Dedicated in 1929, this stone monument commemorates the Battle of Brandy Station which saw Union and Confederate cavalry clash on June 9, 1863. The monument was dedicated by the United Daughters of the Confederacy (UDC), an organization dedicated to vindicating the antebellum South and the Confederacy several decades after South surrendered. The monument is unique for its location in a remote location at a time when members of the UDC sought to create monuments that celebrated Confederate leaders in public squares. The monument asserts that this battle was the greatest cavalry battle of the Civil War which is subject to debate, but few would disagree that this engagement was the largest involving opposing cavalry and quite significant even if it is not well-known outside of a small circle who study the military history of the war as one of several campaigns leading up to the decisive battle at Gettysburg.
In this battle, Union cavalry under General Alfred Pleasonton surprised Confederate cavalry that Lee had ordered into the Shenandoah Valley ahead of his offensive into Pennsylvania that culminated in the Battle of Gettysburg. Pleasonton's cavalry caught J.E.B. Stuart and his five cavalry brigades off guard, but they were not able to push Stuart from obtaining high ground or force them to retreat, an action that might have led to Lee’s army and his intentions being detected.
Today, the site where this major battle took place is managed by The Brandy Station Foundation and the Civil War Trust. In 1990, the National Park Service surveyed the land and recommended the preservation of 1,262 acres at four separate areas. The hard work and dedication of these organizations have kept the site from a proposed commercial enterprise which included a Formula 1 racetrack. In 2003, Brandy Station Battlefield Park opened and remains so today.
On the morning of Jun 9, 1863, General Buford’s cavalry crossed the Rappahannock River at Beverley’s Ford and attacked William Rooney Lee's brigade as part of an effort to break through Confederate lines. The brigade led by General William E. “Grumble” Jones was located only a few hundred yards south and heard gunfire and rushed to the scene. Jones’ brigade engaged with the leading brigade under the command of Colonel. Benjamin F. Davis which temporarily halted the Union progress just shy of J.E.B. Stuart’s artillery.
Once the Confederate artillery battery noticed this, they were able to position one or two cannons toward Buford’s men which allowed the remaining Confederates to escape the attack and form a Confederate line at St. James Church. It was at this location where the majority of the fighting took place. Union Major Robert Morris Jr. lead the 6th Pennsylvania Cavalry in an unsuccessful charge toward the Confederate lines which resulted in the greatest loss of life among all the regiments in this battle.
With effective fire coming from the Confederate artillery, Confederate forces were able to rally. Rooney Lee’s brigade was positioned behind a stone wall and on Yew Ridge which was situated between Buford and his objective. After an intense battle, Confederate soldiers began to fall back which had surprised the Union forces. This was not only due to their efforts, but the efforts of General David Gregg and his cavalry. Gregg and 2,800 men had crossed the river approximately 6 miles south. Gregg had originally planned to take the roads leading straight into Brandy Station however, that route was blocked Stuart was able to hold a superior position at Fleetwood Hill where he had camped the night before.
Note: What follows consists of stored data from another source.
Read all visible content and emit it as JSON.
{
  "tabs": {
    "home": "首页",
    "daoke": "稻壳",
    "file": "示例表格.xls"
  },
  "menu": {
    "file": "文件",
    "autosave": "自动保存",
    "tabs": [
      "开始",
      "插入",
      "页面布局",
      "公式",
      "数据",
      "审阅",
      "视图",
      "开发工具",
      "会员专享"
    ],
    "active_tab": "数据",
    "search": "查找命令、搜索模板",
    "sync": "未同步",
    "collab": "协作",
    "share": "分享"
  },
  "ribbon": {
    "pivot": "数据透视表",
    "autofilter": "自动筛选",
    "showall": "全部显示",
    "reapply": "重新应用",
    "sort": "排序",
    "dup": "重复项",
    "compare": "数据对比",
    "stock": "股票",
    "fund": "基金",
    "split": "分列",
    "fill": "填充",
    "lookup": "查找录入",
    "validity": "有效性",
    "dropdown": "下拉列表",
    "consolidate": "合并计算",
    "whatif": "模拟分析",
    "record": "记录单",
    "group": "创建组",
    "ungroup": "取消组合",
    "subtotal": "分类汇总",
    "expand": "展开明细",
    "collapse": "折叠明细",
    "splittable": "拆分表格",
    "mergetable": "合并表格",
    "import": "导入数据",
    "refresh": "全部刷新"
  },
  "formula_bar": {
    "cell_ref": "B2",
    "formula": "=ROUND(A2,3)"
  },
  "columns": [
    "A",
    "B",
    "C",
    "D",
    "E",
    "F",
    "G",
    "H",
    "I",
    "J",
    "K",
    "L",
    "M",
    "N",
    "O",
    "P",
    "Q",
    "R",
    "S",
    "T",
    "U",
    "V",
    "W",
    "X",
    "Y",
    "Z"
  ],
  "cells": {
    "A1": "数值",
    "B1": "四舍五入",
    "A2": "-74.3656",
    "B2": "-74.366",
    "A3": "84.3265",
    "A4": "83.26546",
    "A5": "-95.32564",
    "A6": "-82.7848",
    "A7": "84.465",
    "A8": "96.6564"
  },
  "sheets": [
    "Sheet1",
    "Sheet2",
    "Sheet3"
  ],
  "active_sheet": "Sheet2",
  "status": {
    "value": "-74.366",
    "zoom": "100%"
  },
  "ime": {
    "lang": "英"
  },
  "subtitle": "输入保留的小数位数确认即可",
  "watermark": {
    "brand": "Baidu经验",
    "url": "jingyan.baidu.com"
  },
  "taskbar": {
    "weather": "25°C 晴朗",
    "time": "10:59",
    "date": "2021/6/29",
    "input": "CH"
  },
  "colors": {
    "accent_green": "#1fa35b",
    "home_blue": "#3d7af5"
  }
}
On Fleetwood Ridge, Maj. Henry McClellan ordered Lt. John Carter and his small battery to crest the hill and engage while he sent word to Stuart that the hill was under attack and needed reinforcements. Carter was able to fire a few rounds from the cannon, slowing the Union advance. After a short standoff, Col. Percy Wyndham and his men broke from Gregg’s forces, headed up the western slope of the hill, only to be met by Jones’s brigade who had just withdrawn from St. James Church. Simultaneously, Col. Judson Kilpatrick charged around the East of Brandy Station and attacked the southern and eastern slopes. This charge was halted by Hampton’s Brigade who were falling back from St. James Church as well. Numerous charges and countercharges ensued for a few hours before the Confederates were able to clear the hill. Col. Duffie’s men showed up too late to affect the outcome.
Meanwhile, Rooney Lee continued to confront Buford. Buford and his men lead a series of charges at Lee which prompted him to fall back to the north end of the hill. With reinforcements from General Fitzhugh Lee’s brigade, Rooney Lee was able to launch his last assault on Buford. At the same time, Pleasonton ordered a withdraw, ending the ten-hour battle. Approximately 20,500 men took part in this battle with 866 Union casualties and 433 Confederate casualties. Robert E. Lee’s son, William Rooney had also been shot in the leg and was sent to Hickory Hill where he was captured by Union forces two weeks later.